**Question:** Wilson disease is caused by defect in

A. ATP7B
B. copper transport proteins
C. copper reabsorption proteins
D. copper excretion proteins

**Correct Answer:** A. ATP7B

**Core Concept:** Wilson disease is a rare genetic disorder characterized by excess copper accumulation in liver, brain, and other tissues. It is caused by mutations in the ATP7B gene, which encodes for the copper transporter protein called ATP7B. This protein plays a crucial role in the transport and excretion of copper from the liver and other tissues.

**Why the Correct Answer is Right:** ATP7B is a copper-transporting P-type ATPase protein that helps in the transport of copper across cellular membranes. In Wilson disease, mutations in the ATP7B gene lead to a reduction or loss of function of ATP7B. As a result, copper is not efficiently transported out of the liver cells and is accumulated within the cells. This excess copper can cause severe liver damage, neurological symptoms, and other complications.

**Why Each Wrong Option is Incorrect:**

**Option A (B):** Copper transport proteins (B) refers to a more general category that ATP7B belongs to. However, the correct answer is ATP7B specifically, as it is the defective gene/protein causing Wilson disease.

**Option B (Copper reabsorption proteins):** Copper reabsorption proteins are unrelated to Wilson disease. Copper reabsorption occurs in the gastrointestinal tract, and ATP7B is involved in copper excretion, not reabsorption.

**Option C (Copper excretion proteins):** Similar to Option B, copper excretion proteins are involved in removing copper from the body, not accumulating it as in Wilson disease. Wilson disease is caused by an inability to excrete copper, not increase it.

**Core Concept (Wilson disease pathogenesis):** Wilson disease is a genetic disorder resulting from mutations in the ATP7B gene, which encodes for ATP7B, a protein involved in copper transport and excretion. When ATP7B function is impaired, copper accumulates in the liver and other tissues, leading to liver damage, neurological symptoms, and other complications.

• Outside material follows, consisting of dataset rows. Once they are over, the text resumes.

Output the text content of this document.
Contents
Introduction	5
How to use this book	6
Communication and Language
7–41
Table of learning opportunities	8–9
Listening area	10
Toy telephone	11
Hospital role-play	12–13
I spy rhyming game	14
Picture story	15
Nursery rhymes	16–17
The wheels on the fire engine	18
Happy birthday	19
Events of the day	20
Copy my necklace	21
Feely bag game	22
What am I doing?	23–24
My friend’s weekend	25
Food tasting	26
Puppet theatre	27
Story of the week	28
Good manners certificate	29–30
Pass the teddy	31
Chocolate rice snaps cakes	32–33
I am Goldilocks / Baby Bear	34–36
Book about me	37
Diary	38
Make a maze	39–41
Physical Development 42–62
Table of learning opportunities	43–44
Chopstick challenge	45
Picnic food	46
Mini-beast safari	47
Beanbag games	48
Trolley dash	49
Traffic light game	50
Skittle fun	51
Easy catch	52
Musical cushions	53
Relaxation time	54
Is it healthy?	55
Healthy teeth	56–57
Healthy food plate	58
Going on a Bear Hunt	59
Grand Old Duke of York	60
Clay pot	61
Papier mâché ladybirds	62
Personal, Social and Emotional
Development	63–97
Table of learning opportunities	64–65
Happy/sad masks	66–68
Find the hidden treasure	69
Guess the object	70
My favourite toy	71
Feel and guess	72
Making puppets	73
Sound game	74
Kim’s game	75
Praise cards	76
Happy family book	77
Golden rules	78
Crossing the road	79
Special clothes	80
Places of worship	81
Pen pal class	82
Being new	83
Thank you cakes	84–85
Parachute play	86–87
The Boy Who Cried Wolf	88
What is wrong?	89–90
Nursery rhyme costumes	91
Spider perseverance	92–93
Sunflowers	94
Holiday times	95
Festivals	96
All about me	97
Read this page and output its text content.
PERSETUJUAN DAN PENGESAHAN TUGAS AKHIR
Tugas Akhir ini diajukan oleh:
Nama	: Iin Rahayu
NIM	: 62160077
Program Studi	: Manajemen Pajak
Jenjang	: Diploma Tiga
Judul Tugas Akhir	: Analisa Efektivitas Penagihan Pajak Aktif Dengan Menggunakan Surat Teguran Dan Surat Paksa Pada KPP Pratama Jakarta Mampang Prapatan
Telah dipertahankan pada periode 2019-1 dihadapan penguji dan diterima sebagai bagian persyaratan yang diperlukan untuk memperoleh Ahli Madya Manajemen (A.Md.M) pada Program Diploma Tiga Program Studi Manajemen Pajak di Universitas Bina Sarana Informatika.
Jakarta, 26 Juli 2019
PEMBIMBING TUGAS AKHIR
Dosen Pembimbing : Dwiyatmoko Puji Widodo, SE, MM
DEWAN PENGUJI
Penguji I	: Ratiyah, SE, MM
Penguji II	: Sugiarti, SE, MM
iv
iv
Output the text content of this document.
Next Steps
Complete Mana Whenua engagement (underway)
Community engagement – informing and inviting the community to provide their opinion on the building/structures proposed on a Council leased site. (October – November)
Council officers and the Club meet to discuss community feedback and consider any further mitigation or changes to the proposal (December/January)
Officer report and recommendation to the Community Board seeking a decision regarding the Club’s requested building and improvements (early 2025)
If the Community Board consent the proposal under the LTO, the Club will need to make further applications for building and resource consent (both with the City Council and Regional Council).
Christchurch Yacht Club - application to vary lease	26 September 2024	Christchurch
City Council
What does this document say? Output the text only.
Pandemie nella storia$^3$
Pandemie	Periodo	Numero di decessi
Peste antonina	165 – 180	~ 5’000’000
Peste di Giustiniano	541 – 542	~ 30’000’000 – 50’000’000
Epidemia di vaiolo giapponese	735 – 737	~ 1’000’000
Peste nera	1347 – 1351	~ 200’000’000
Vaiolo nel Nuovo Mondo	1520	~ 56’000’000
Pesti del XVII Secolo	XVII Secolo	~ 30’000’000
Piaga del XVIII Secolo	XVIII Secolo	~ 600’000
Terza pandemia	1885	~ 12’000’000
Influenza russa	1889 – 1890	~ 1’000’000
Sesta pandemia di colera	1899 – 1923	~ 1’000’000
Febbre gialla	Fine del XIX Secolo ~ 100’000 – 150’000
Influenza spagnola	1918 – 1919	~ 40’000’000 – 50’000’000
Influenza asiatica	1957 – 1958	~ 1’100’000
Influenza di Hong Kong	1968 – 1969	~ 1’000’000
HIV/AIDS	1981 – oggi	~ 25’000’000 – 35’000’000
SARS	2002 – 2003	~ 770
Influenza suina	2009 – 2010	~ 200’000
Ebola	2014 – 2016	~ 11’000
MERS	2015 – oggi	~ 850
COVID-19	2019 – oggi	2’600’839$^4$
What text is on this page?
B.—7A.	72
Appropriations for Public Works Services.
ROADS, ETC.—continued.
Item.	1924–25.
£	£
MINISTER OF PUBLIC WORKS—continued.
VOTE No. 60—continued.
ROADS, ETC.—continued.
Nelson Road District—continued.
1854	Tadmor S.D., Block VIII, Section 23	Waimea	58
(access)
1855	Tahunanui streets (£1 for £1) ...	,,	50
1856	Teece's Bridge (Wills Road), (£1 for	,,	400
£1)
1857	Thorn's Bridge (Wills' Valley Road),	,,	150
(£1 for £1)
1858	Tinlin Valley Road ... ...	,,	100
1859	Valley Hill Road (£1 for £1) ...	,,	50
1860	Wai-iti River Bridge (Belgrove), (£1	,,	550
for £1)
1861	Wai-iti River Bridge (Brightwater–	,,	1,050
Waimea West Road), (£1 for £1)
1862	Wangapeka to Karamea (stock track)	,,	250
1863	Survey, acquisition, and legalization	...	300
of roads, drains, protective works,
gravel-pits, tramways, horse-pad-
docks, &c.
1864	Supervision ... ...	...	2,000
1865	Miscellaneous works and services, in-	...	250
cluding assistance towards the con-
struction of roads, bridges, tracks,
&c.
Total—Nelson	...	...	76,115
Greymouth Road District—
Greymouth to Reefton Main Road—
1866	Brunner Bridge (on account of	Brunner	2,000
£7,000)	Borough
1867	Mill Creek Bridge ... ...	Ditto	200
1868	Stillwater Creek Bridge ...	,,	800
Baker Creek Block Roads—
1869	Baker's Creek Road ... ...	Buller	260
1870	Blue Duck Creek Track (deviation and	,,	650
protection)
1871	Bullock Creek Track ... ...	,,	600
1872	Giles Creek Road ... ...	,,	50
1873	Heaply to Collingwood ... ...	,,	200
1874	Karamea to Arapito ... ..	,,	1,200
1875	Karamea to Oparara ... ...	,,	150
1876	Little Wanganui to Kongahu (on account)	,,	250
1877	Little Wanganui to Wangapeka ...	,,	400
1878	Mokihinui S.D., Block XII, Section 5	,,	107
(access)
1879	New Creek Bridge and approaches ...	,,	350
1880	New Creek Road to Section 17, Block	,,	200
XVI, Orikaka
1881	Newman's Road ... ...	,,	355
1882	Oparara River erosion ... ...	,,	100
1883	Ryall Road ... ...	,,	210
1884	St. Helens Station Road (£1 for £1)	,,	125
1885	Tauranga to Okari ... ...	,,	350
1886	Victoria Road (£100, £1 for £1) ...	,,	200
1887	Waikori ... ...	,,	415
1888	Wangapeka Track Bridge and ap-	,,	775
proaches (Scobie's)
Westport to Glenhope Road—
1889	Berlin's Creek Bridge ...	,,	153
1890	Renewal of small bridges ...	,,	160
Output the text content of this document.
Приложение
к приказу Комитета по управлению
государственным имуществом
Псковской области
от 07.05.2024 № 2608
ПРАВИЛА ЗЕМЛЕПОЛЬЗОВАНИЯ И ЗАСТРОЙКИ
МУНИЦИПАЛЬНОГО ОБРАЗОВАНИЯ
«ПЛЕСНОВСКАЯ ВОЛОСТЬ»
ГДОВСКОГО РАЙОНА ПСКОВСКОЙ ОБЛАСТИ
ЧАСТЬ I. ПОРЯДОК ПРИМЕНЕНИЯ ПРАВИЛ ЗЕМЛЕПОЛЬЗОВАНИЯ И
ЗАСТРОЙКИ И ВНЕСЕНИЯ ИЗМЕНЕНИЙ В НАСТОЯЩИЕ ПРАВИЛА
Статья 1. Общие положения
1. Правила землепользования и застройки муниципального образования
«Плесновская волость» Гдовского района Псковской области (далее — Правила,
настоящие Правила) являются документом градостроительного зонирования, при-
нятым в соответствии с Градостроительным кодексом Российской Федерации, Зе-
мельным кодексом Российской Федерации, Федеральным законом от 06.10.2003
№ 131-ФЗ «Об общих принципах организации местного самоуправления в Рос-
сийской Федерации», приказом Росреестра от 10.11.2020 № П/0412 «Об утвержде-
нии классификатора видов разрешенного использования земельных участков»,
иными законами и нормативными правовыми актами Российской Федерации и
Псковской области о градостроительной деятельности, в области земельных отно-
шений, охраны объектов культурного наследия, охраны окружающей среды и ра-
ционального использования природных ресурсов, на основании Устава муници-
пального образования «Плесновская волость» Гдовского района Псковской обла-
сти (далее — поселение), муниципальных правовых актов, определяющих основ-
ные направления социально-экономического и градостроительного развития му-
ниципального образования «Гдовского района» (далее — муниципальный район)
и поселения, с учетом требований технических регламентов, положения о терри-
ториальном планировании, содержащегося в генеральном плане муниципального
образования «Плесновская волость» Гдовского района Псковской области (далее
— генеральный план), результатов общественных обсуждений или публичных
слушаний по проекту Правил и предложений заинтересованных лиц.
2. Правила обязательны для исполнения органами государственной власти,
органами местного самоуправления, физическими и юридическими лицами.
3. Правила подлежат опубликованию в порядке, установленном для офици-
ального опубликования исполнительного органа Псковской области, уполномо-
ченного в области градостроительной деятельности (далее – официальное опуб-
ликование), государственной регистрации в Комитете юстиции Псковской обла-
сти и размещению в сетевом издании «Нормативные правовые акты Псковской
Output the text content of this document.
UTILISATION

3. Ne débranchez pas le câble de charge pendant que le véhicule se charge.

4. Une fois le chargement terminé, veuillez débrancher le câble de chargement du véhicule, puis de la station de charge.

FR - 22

**Clinical Pearl:** Wilson disease highlights the importance of understanding the role of ATP7B and copper transport in maintaining copper homeostasis within the body. This is crucial for recognizing and managing patients with copper-related disorders, including Wilson disease and Menkes disease. Adequate understanding of these genetic disorders can help in proper diagnosis and treatment planning, ultimately improving patient outcomes.